What we do know is that there are multiple modes of production and different scales of gas diffusion including desorption, flow through micro-pores and the fracture network itself. The concept of a ‘virtual’ well test is instructive. Calculations show that it might take a million years to reach pseudo-steady state in the reservoir itself! Even attaining pseudo radial flow may take 100 thousand days. In the early days of unconventional production, various decline curve models were tried. Although wells were far from the terminal decline phase, such calculations were accepted by the SEC and booked as ‘reserves.’

What should be used for a twenty year plus evaluation? Working from a straight line flow regime, the ‘ad-hoc’ Arps decline curve has begotten thousands of publications and various fiddle factors. But the problem is that 2-3 years of data is too short a time frame to evaluate such methods.

Analytical models suggest a less optimistic picture than decline curves, but they may be ‘right,’ or at least less wrong. Such models can be very complex including, for instance, fractal diffusion. Tools are being built today in anticipation of possible ‘bad news’ when the decline curve approach no longer works. These include numerical models with unstructured gridding and dynamic refinement. Some models may need millimeter cells!

Despite these sophisticated models we still lack data. Model water flow back studies and stress analysis may be tried in the face of an unwelcome productivity drop. But here, empirical pressure-to-productivity relationships may be used to ‘explain’ just about anything.

All the models can match sub 10k hour data. One early study was recently updated with an extra ten months of data. Rerunning the model showed that the old straight line proxy was extremely optimistic and missed the fact that fractures see’ each other. The analytical model turned out to be pessimistic, failing to account for formation compressibility.
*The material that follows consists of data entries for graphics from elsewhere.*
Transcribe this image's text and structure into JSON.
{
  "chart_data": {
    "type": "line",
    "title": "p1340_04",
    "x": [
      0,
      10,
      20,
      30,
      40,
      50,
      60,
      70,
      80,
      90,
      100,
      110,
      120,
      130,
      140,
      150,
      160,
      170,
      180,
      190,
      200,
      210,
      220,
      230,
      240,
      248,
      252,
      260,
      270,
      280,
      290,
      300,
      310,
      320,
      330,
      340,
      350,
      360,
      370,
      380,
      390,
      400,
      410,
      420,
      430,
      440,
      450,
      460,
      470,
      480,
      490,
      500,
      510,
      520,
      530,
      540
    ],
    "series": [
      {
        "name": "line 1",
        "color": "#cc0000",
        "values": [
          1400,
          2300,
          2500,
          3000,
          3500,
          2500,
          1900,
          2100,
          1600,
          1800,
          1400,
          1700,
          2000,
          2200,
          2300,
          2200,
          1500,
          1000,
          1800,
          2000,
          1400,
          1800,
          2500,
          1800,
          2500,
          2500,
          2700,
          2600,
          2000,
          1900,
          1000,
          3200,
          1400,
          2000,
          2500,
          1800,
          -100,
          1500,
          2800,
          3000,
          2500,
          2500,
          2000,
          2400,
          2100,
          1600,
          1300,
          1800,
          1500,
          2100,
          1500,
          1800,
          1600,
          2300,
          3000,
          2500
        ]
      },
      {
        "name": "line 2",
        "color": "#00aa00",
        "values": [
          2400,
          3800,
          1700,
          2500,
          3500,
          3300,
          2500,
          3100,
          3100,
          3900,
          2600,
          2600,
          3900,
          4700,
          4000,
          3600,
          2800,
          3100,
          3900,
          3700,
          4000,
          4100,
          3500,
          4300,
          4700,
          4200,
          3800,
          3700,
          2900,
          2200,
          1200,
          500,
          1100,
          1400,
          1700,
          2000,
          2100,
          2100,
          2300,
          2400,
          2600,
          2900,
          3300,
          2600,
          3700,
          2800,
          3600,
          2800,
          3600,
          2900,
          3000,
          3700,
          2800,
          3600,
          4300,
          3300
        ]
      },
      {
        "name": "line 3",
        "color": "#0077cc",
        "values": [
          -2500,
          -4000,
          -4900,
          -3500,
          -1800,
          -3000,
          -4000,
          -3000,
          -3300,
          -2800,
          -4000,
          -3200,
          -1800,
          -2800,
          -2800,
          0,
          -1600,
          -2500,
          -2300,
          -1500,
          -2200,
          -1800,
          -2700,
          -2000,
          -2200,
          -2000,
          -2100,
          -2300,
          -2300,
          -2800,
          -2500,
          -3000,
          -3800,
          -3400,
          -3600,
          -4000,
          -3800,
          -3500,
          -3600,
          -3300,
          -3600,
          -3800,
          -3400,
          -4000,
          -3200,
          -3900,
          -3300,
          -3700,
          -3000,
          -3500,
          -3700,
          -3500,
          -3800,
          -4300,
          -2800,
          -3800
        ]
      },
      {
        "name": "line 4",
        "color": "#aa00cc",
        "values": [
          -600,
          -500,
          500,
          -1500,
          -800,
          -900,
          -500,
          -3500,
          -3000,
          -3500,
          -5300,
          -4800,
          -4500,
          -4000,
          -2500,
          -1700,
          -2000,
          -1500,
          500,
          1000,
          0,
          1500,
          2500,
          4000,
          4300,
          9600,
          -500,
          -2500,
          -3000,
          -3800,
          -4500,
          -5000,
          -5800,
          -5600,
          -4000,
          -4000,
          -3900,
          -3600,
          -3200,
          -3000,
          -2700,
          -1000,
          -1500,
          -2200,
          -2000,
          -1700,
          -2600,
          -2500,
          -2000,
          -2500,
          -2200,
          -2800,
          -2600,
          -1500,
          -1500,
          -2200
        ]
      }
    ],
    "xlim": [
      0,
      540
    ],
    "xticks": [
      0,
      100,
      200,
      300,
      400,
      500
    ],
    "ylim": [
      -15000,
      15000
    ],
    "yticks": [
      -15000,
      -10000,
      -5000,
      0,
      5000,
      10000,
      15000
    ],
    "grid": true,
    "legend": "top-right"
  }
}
While an ‘improved’ numerical model was OK, this does not say much/anything about the next 5-10 years.

For both shale gas and shale oil the problem is that all kinds of curves can match the first three years of data. But what happens over the longer term? Several industry consortiums have been initiated to try to understand the problem.

So there you have it. A game changer for world energy that is predicated on a significant hike in US natural gas prices and whose capacity to deliver the promised reserves is the subject of under-funded research as industry ‘factory drills’ ahead!